Leistungen wurden rückwirkend zum 1. Juli angepasst

Chronische Niereninsuffizienz
Der Text gibt den Sachstand zum Zeitpunkt der Veröffentlichung wieder. Über ggf. weitere Neuigkeiten zum Thema wird an anderer Stelle informiert.

Rückwirkend zum 1. Juli 2020 wurde in der Anlage 9.1. des Bundesmantelvertrages-Ärzte zur Versorgung chronisch niereninsuffizienter Patientinnen und Patienten mehrere Leistungen angepasst.

Folgende Leistungen haben sich geändert:

Dokumentation gemäß DeQS-RL

Laut Beschluss des Bewertungsausschusses vom 17. Juni 2020 können Vertragsärztinnen und Vertragsärzte ab dem 1. Juli 2020 für den Dokumentationsaufwand im Rahmen der sektorenübergreifenden Qualitätssicherung bei der Nierenersatztherapie bei chronischem Nierenversagen einen Zuschlag abrechnen. 

  • GOP 04567: Zuschlag für die Dokumentation gemäß der Richtlinie zur datengestützten einrichtungsübergreifenden Qualitätssicherung (DeQS-RL; EBM-Abschnitt für pädiatrische Nephrologie und Dialyse)
  • GOP 13603: Zuschlag für die Dokumentation gemäß der DeQS-RL (EBM-Abschnitt für Nephrologie und Dialyse) 
  • Fachärzte für Kinder- und Jugendmedizin mit der Zusatzweiterbildung Kinder-Nephrologie, die eine Genehmigung für Blutreinigungsverfahren haben, können die GOP 04567 abrechnen. Die GOP 13603 gilt nur für Fachärzte für Innere Medizin mit der Schwerpunktbezeichnung „Nephrologie“ und/oder für Vertragsärzte, die eine Genehmigung für Blutreinigungsverfahren haben. 
  • Die GOP 04567 und 13603 sind zunächst bis zum 30. September 2021 befristet.

Entnahme von Körpermaterial für Untersuchungen auf SARS-CoV-2 aufgrund einer Warnung durch die Corona-Warn-App

Laut Beschluss des Bewertungsausschusses vom 12. Juni 2020 kann ein Abstrich bei den Versicherten abgerechnet werden, die sich infolge eines Warnhinweises der Corona-Warn-App auf das beta-Coronavirus SARS-CoV-2 testen lassen. 

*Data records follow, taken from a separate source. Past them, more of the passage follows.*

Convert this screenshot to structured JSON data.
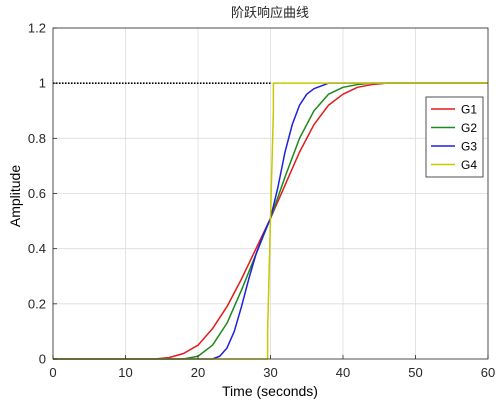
{
  "chart_data": {
    "type": "line",
    "title": "阶跃响应曲线",
    "xlabel": "Time (seconds)",
    "ylabel": "Amplitude",
    "xlim": [
      0,
      60
    ],
    "ylim": [
      0,
      1.2
    ],
    "xticks": [
      0,
      10,
      20,
      30,
      40,
      50,
      60
    ],
    "yticks": [
      0,
      0.2,
      0.4,
      0.6,
      0.8,
      1,
      1.2
    ],
    "grid": true,
    "legend_position": "top-right",
    "reference_line": {
      "y": 1,
      "x_range": [
        0,
        30
      ],
      "color": "#000000",
      "style": "dotted"
    },
    "series": [
      {
        "name": "G1",
        "color": "#e41a1c",
        "x": [
          0,
          14,
          16,
          18,
          20,
          22,
          24,
          26,
          28,
          30,
          32,
          34,
          36,
          38,
          40,
          42,
          44,
          46,
          48,
          50,
          60
        ],
        "y": [
          0,
          0,
          0.005,
          0.02,
          0.05,
          0.11,
          0.19,
          0.29,
          0.4,
          0.51,
          0.63,
          0.75,
          0.85,
          0.92,
          0.96,
          0.985,
          0.995,
          1.0,
          1.0,
          1.0,
          1.0
        ]
      },
      {
        "name": "G2",
        "color": "#1a8a1a",
        "x": [
          0,
          18,
          20,
          22,
          24,
          26,
          28,
          30,
          32,
          34,
          36,
          38,
          40,
          42,
          44,
          46,
          60
        ],
        "y": [
          0,
          0,
          0.01,
          0.05,
          0.13,
          0.25,
          0.38,
          0.51,
          0.66,
          0.8,
          0.9,
          0.96,
          0.985,
          0.995,
          1.0,
          1.0,
          1.0
        ]
      },
      {
        "name": "G3",
        "color": "#1f1fe0",
        "x": [
          0,
          22,
          23,
          24,
          25,
          26,
          27,
          28,
          29,
          30,
          31,
          32,
          33,
          34,
          35,
          36,
          37,
          38,
          40,
          42,
          60
        ],
        "y": [
          0,
          0,
          0.01,
          0.04,
          0.1,
          0.19,
          0.29,
          0.38,
          0.45,
          0.51,
          0.62,
          0.75,
          0.85,
          0.92,
          0.96,
          0.98,
          0.99,
          1.0,
          1.0,
          1.0,
          1.0
        ]
      },
      {
        "name": "G4",
        "color": "#c8c800",
        "x": [
          0,
          29.6,
          29.6,
          30.0,
          30.4,
          30.4,
          60
        ],
        "y": [
          0,
          0,
          0.1,
          0.51,
          0.9,
          1.0,
          1.0
        ]
      }
    ]
  }
}
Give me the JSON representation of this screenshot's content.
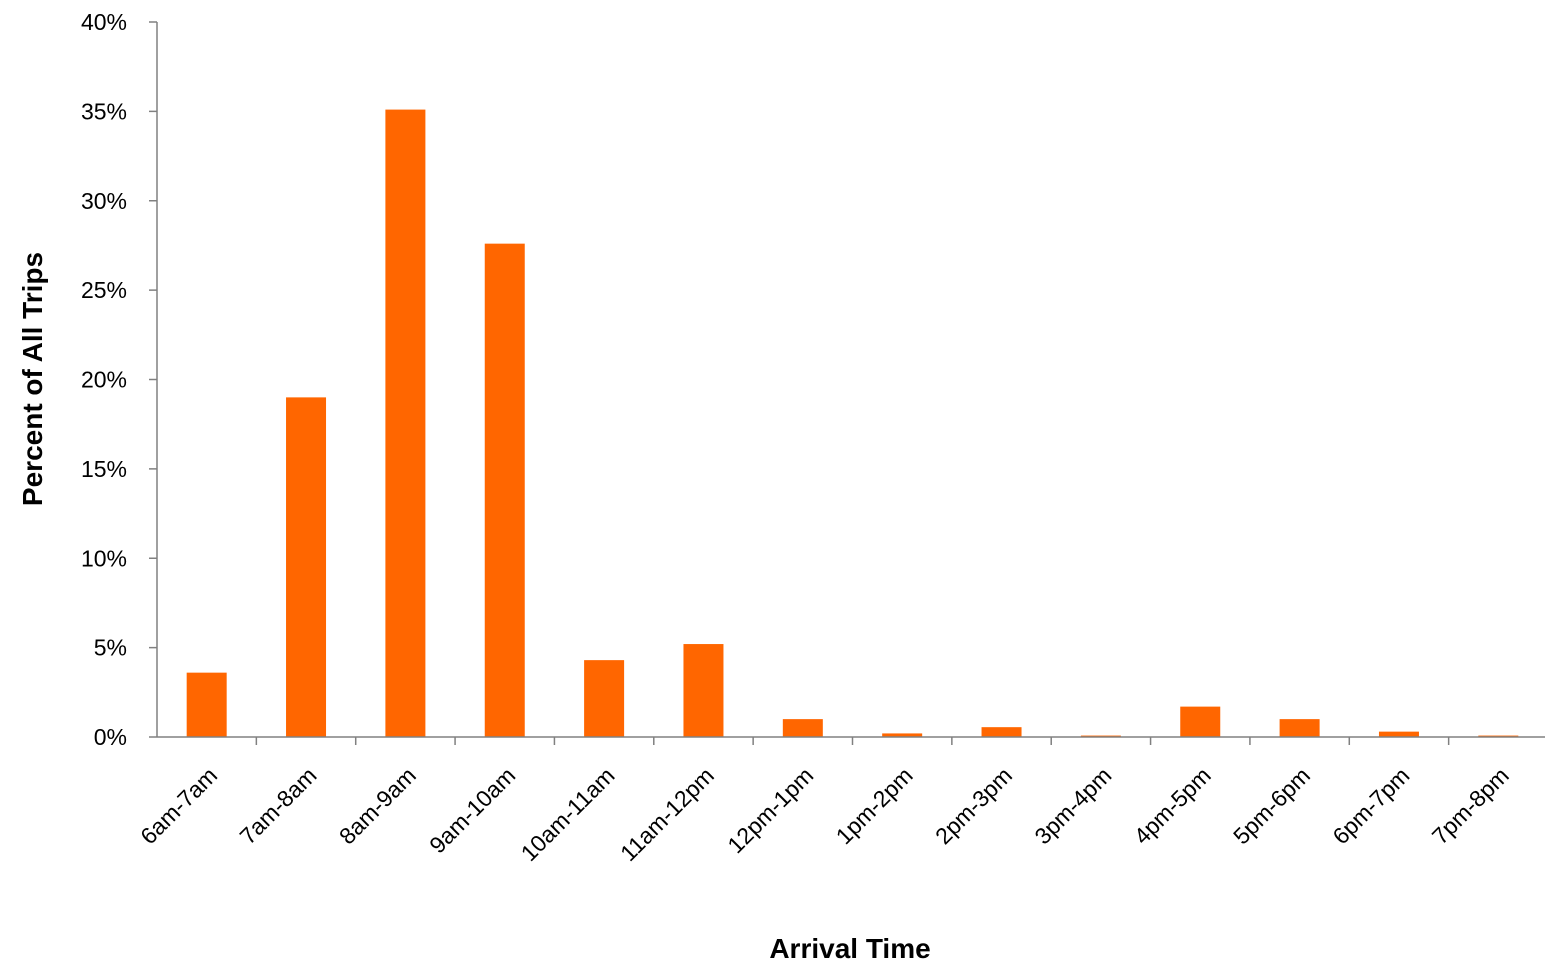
{
  "chart_data": {
    "type": "bar",
    "title": "",
    "xlabel": "Arrival Time",
    "ylabel": "Percent of All Trips",
    "categories": [
      "6am-7am",
      "7am-8am",
      "8am-9am",
      "9am-10am",
      "10am-11am",
      "11am-12pm",
      "12pm-1pm",
      "1pm-2pm",
      "2pm-3pm",
      "3pm-4pm",
      "4pm-5pm",
      "5pm-6pm",
      "6pm-7pm",
      "7pm-8pm"
    ],
    "values": [
      3.6,
      19.0,
      35.1,
      27.6,
      4.3,
      5.2,
      1.0,
      0.2,
      0.55,
      0.08,
      1.7,
      1.0,
      0.3,
      0.08
    ],
    "ylim": [
      0,
      40
    ],
    "yticks": [
      0,
      5,
      10,
      15,
      20,
      25,
      30,
      35,
      40
    ],
    "ytick_labels": [
      "0%",
      "5%",
      "10%",
      "15%",
      "20%",
      "25%",
      "30%",
      "35%",
      "40%"
    ],
    "unit": "%",
    "bar_color": "#FF6600",
    "axis_color": "#808080",
    "grid": false,
    "legend": "none"
  }
}
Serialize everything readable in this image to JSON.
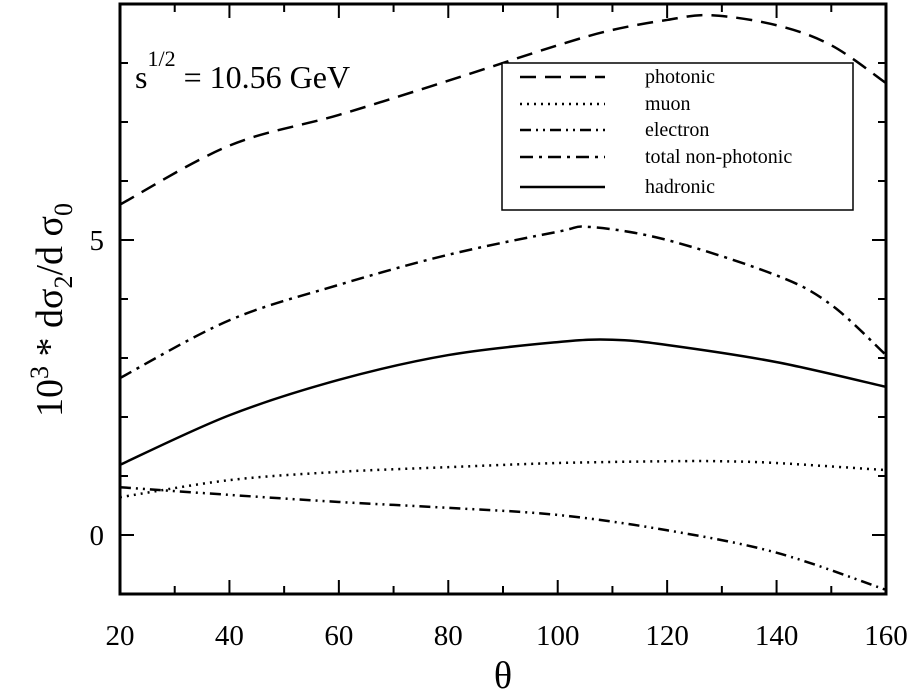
{
  "chart_data": {
    "type": "line",
    "title": "",
    "xlabel": "θ",
    "ylabel": {
      "prefix": "10",
      "exp": "3",
      "mid": " * dσ",
      "sub1": "2",
      "mid2": "/d σ",
      "sub2": "0"
    },
    "annotation": {
      "base": "s",
      "sup": "1/2",
      "rest": " = 10.56 GeV"
    },
    "xlim": [
      20,
      160
    ],
    "ylim": [
      -1,
      9
    ],
    "xticks": [
      20,
      40,
      60,
      80,
      100,
      120,
      140,
      160
    ],
    "xtick_labels": [
      "20",
      "40",
      "60",
      "80",
      "100",
      "120",
      "140",
      "160"
    ],
    "yticks": [
      0,
      5
    ],
    "ytick_labels": [
      "0",
      "5"
    ],
    "legend_position": "top-right",
    "series": [
      {
        "name": "photonic",
        "style": "dashed",
        "x": [
          20,
          40,
          60,
          80,
          100,
          110,
          120,
          128,
          140,
          150,
          160
        ],
        "y": [
          5.6,
          6.6,
          7.12,
          7.7,
          8.3,
          8.56,
          8.73,
          8.81,
          8.64,
          8.3,
          7.66
        ]
      },
      {
        "name": "muon",
        "style": "dotted",
        "x": [
          20,
          40,
          60,
          80,
          100,
          120,
          130,
          140,
          160
        ],
        "y": [
          0.64,
          0.93,
          1.07,
          1.15,
          1.22,
          1.25,
          1.25,
          1.22,
          1.1
        ]
      },
      {
        "name": "electron",
        "style": "dash-dot-dot",
        "x": [
          20,
          40,
          60,
          80,
          100,
          120,
          140,
          160
        ],
        "y": [
          0.81,
          0.68,
          0.56,
          0.46,
          0.34,
          0.08,
          -0.3,
          -0.93
        ]
      },
      {
        "name": "total non-photonic",
        "style": "dash-dot",
        "x": [
          20,
          40,
          60,
          80,
          100,
          106,
          120,
          140,
          150,
          160
        ],
        "y": [
          2.66,
          3.64,
          4.24,
          4.75,
          5.14,
          5.22,
          5.0,
          4.4,
          3.9,
          3.05
        ]
      },
      {
        "name": "hadronic",
        "style": "solid",
        "x": [
          20,
          40,
          60,
          80,
          100,
          110,
          120,
          140,
          160
        ],
        "y": [
          1.19,
          2.03,
          2.63,
          3.05,
          3.27,
          3.31,
          3.22,
          2.93,
          2.51
        ]
      }
    ]
  }
}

GOP 02402: Zusatzpauschale im Zusammenhang mit der Entnahme von Körpermaterial für Untersuchungen auf das beta-Coronavirus SARS-CoV-2 aufgrund einer Warnung durch die Corona-Warn-App zum Ausschluss einer Erkrankung 

Videosprechstunde beziehungsweise Videofallkonferenz

Hierbei handelt es sich um Beschlüsse des Bewertungsausschusses zur Änderung des EBM vom 21. Februar 2017 sowie vom 28. August 2019.

  • GOP 01450: Zuschlag im Zusammenhang mit den Versicherten- und Grundpauschalen für die Betreuung eines Patienten im Rahmen einer Videosprechstunde oder für eine Videofallkonferenz gemäß Anlage 31b zum BMV-Ä 
  • GOP 01451: Anschubförderung für Videosprechstunden gemäß Anlage 31b zum BMV-Ä im Rahmen der Betreuung von Patienten in der haus-/fachärztlichen Versorgung 

Hinweis: Die Leistungen nach GOP 01450 und 01451 können gemäß dem neuen Absatz (2b) erbracht werden, sind entgegen der Regelung in Absatz 1 jedoch nicht zwingend vorzuhalten.